Test du vélo Lidl Crivit Belt Drive Y.3 : crise de teutonnie
Le vélo Lidl le plus urbain de la gamme est passé à la rédac. L’approche est très intéressante, mais les avis à son égard divergent. Pourtant, il est conçu avec la tête ce vélo. Et même conçu pour les gens qui n’aiment pas les vélos compliqués, mais qui veulent pédaler, même en étant assistés.

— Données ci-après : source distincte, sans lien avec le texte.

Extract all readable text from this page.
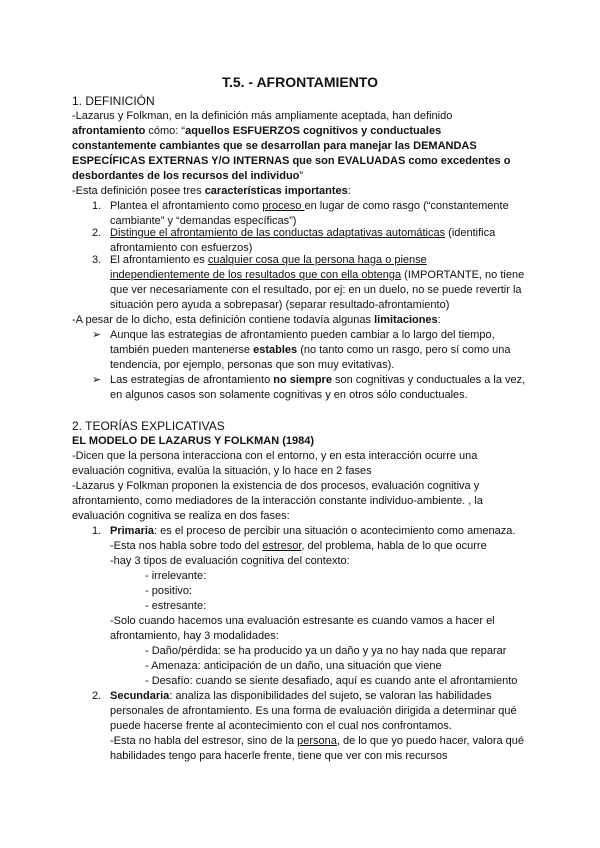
T.5. - AFRONTAMIENTO
1. DEFINICIÓN
-Lazarus y Folkman, en la definición más ampliamente aceptada, han definido
afrontamiento cómo: “aquellos ESFUERZOS cognitivos y conductuales
constantemente cambiantes que se desarrollan para manejar las DEMANDAS
ESPECÍFICAS EXTERNAS Y/O INTERNAS que son EVALUADAS como excedentes o
desbordantes de los recursos del individuo”
-Esta definición posee tres características importantes:
1. Plantea el afrontamiento como proceso en lugar de como rasgo (“constantemente
cambiante” y “demandas específicas”)
2. Distingue el afrontamiento de las conductas adaptativas automáticas (identifica
afrontamiento con esfuerzos)
3. El afrontamiento es cualquier cosa que la persona haga o piense
independientemente de los resultados que con ella obtenga (IMPORTANTE, no tiene
que ver necesariamente con el resultado, por ej: en un duelo, no se puede revertir la
situación pero ayuda a sobrepasar) (separar resultado-afrontamiento)
-A pesar de lo dicho, esta definición contiene todavía algunas limitaciones:
➢ Aunque las estrategias de afrontamiento pueden cambiar a lo largo del tiempo,
también pueden mantenerse estables (no tanto como un rasgo, pero sí como una
tendencia, por ejemplo, personas que son muy evitativas).
➢ Las estrategias de afrontamiento no siempre son cognitivas y conductuales a la vez,
en algunos casos son solamente cognitivas y en otros sólo conductuales.
2. TEORÍAS EXPLICATIVAS
EL MODELO DE LAZARUS Y FOLKMAN (1984)
-Dicen que la persona interacciona con el entorno, y en esta interacción ocurre una
evaluación cognitiva, evalúa la situación, y lo hace en 2 fases
-Lazarus y Folkman proponen la existencia de dos procesos, evaluación cognitiva y
afrontamiento, como mediadores de la interacción constante individuo-ambiente. , la
evaluación cognitiva se realiza en dos fases:
1. Primaria: es el proceso de percibir una situación o acontecimiento como amenaza.
-Esta nos habla sobre todo del estresor, del problema, habla de lo que ocurre
-hay 3 tipos de evaluación cognitiva del contexto:
- irrelevante:
- positivo:
- estresante:
-Solo cuando hacemos una evaluación estresante es cuando vamos a hacer el
afrontamiento, hay 3 modalidades:
- Daño/pérdida: se ha producido ya un daño y ya no hay nada que reparar
- Amenaza: anticipación de un daño, una situación que viene
- Desafío: cuando se siente desafiado, aquí es cuando ante el afrontamiento
2. Secundaria: analiza las disponibilidades del sujeto, se valoran las habilidades
personales de afrontamiento. Es una forma de evaluación dirigida a determinar qué
puede hacerse frente al acontecimiento con el cual nos confrontamos.
-Esta no habla del estresor, sino de la persona, de lo que yo puedo hacer, valora qué
habilidades tengo para hacerle frente, tiene que ver con mis recursos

Jusqu’à il y a quelques années, le géant teuton de la grande distribution Lidl était le symbole du label Deluxe et des outils Parkside aux couleurs de Bosch. Puis est arrivé Crivit. C’est la marque de vélo. Car oui, Lidl fait des vélos. Parce que les Allemands adorent le vélo en plus des saucisses, de la bière et des gros SUV.
Plus fort, Crivit qui n’était qu’une tentative à la sortie du COVID est devenu une gamme à part entière. Il y a un vélo urbain électrique à 1 399 euros, un VTT électrique à 1 999 euros et notre vélo urbain à 1 699 euros. Pourquoi est-il plus cher que l’autre urbain ? Parce qu’il utilise une transmission monovitesse par courroie et n’implique ainsi, aucun passage de vitesse. Il est facile à utiliser et « c’est ça que c’est bon ! ».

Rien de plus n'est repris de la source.